• Connecticut’s Community Health Center, Inc., with its network of over 100 SBHCs across the state, created a Transition Age Youth (TAY) playbook with templates from the Six Core Elements of HCT embedded in their EHR.
  • Michigan’s Department of Health and Human Services partnered with the Blue Devil Wellness Center in Wakefield, Michigan, an SBHC run by the health department of Northwest Michigan, to replicate an SBHC transition project based on the Six Core Elements of HCT.

What health care transition tools did you customize for your HCT program?

  • CT: The HCT tools we are using include a transition policy, a registry, a transition readiness assessment, and a transition plan of care. We created a Transition Age Youth (TAY) playbook with these tools and embedded them as templates into our clinic processes and EHR dashboard. Behavioral and medical providers receive alerts when and if a TAY is needed for young adolescents preparing for the transition. This alert also identifies specific high-risk populations, including those with complex care needs.
  • MI: The HCT tools we are using include a welcome and care policy, a transition readiness assessment, a medical care and emergency plan summary, and a resource for finding an adult doctor for students leaving the school.

Who was part of your SBHC quality improvement team for your HCT Program?

  • CT: We involved the chief medical officer, chief behavioral health officer, chief of pediatrics, nursing officer, product manager, senior quality improvement team, the business intelligence team, senior EHR analyst, SBHC regional directors, and SBHC clinical staff.
  • MI: We involved the section manager for policy and program development and the transition specialist from the state of Michigan’s Children’s Special Health Care Services. Also, from the state, we involved the nurse and clinic managers for the School-Based Health Section within the Child and Adolescent Health Section. An administrative representative from the local public health department was also involved in overseeing the school clinic activities. Clinic staff involved included the administrative/medical assistant, nurse, and social worker.

What population of students did your HCT intervention serve (e.g., all high school students, juniors and seniors only, etc.)?

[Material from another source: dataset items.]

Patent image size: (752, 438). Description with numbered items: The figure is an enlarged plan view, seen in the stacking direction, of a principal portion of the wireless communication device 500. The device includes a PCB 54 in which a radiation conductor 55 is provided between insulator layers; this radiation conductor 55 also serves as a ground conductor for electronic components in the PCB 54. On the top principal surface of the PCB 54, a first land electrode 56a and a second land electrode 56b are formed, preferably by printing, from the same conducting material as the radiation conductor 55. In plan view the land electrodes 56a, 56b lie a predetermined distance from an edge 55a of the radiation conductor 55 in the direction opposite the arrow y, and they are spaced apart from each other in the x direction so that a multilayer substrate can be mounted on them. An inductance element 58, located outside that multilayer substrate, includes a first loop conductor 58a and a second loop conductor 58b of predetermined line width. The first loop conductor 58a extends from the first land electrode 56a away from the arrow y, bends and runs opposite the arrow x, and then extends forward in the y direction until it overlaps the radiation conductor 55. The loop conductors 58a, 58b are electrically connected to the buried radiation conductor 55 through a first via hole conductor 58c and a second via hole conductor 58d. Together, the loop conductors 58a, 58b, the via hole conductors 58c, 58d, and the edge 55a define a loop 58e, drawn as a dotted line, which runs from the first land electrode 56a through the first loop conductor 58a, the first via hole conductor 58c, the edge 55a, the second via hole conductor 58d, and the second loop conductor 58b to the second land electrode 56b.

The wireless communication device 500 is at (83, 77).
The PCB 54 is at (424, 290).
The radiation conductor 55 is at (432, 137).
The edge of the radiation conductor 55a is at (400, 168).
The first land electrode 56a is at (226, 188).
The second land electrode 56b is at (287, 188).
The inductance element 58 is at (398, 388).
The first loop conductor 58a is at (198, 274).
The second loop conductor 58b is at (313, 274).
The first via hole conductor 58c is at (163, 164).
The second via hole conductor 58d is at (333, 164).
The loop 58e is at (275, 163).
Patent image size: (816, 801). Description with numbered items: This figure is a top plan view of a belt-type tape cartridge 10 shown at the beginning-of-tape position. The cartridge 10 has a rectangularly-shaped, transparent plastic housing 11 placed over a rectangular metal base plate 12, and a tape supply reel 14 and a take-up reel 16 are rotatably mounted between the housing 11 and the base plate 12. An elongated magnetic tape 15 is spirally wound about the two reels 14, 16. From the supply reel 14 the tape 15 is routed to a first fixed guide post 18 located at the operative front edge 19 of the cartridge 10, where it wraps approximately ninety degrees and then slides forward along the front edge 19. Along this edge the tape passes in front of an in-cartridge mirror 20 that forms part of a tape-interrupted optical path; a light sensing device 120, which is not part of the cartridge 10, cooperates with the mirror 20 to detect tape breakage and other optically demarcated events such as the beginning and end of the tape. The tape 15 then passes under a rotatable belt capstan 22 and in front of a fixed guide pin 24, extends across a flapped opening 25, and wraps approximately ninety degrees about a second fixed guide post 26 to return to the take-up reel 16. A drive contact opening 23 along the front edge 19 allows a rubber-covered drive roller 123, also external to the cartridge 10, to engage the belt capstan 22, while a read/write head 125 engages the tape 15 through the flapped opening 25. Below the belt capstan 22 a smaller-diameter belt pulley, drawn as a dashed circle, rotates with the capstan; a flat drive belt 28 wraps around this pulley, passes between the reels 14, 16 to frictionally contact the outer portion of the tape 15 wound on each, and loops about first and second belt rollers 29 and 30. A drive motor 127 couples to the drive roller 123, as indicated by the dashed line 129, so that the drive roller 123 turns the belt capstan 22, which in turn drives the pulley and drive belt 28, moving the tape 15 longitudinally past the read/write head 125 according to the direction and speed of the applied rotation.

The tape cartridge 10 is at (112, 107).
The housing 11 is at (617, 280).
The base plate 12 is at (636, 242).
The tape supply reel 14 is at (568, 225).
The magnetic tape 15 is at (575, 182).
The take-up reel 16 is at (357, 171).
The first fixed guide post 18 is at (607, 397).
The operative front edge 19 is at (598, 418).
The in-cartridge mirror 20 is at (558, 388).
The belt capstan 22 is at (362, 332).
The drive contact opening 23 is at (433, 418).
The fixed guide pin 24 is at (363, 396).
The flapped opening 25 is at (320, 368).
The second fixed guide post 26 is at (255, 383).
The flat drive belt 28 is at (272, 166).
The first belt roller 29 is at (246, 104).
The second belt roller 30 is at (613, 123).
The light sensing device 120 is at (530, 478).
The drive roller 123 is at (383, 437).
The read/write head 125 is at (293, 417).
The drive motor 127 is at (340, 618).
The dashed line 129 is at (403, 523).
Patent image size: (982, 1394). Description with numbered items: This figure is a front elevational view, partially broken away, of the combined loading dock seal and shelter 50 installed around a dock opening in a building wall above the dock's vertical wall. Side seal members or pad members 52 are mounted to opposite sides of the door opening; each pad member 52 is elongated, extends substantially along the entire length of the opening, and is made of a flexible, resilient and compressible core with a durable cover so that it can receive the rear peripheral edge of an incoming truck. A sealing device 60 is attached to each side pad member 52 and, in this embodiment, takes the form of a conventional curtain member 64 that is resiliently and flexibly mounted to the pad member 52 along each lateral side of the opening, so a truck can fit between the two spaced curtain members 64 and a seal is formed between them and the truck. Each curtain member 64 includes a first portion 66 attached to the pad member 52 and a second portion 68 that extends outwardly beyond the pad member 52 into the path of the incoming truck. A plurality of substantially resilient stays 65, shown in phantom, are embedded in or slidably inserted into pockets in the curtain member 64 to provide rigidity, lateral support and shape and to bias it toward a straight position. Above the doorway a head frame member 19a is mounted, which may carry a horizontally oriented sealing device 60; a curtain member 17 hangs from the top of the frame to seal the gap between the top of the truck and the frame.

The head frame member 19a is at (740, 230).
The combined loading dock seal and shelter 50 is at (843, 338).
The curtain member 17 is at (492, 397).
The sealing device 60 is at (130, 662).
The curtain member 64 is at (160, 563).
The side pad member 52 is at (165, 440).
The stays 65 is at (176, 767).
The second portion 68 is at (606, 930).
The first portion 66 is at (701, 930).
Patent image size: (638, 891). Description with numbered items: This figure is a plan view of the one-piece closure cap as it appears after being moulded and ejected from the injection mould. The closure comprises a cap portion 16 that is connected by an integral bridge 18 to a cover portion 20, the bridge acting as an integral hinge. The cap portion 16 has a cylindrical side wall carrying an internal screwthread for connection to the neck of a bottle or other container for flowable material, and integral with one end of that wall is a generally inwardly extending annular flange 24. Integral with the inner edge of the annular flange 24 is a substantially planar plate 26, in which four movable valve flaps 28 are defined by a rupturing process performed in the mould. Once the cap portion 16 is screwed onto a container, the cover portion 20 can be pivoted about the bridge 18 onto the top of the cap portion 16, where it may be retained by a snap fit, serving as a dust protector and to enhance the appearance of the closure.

  • CT: Initially, our SBHCs focused on adolescents 17 and older with behavioral health conditions. The TAY effort has now expanded to all adolescent patients ages 13-21 with behavioral health conditions. We are also in the process of expanding our TAY process to our school medical providers.
  • MI: Our pilot targeted junior and senior students in a rural SBHC.

What would you say is the most important component and/or tool of your HCT intervention for students?

  • CT: We found that having conversations with the providers regarding the tools for transitioning to an adult model of care was very important. In addition, having a TAY care module with Transition Readiness, Transition Planning, and Transition of Care and Transfer Completion was helpful to standardize the approach along with adding transition recommendations and discharge information to the care plan template.
  • MI: The most important component for the students in our pilot was the transition readiness assessments. Students were engaged in the process and were surprised to consider all of the different aspects of health care transition.

What advice do you have for others implementing HCT in schools for the first time?

  • CT: Start the process with a reasonable number of students, depending on the organization’s size. Consider starting with an identified high-risk patient population, such as those with complex care needs and/or behavioral health needs, as these patients will likely require added support and facilitated linkages to adult care. Begin the transition care plan and continue transition discussions in subsequent visits. Embed the process into the current process for care delivery and leverage the entire care team. Continue training providers/clinicians on implementing new strategies to remove any gaps in care needed for transition.
  • MI: Utilize existing tools as much as possible. It streamlines the process so clinics can focus on working with students. Maximize the engagement of the medical assistant in the process as part of the implementation. In our pilot, the medical assistant had the most time with the students. In addition, their rapport and trust with students were significant in the success of the pilot.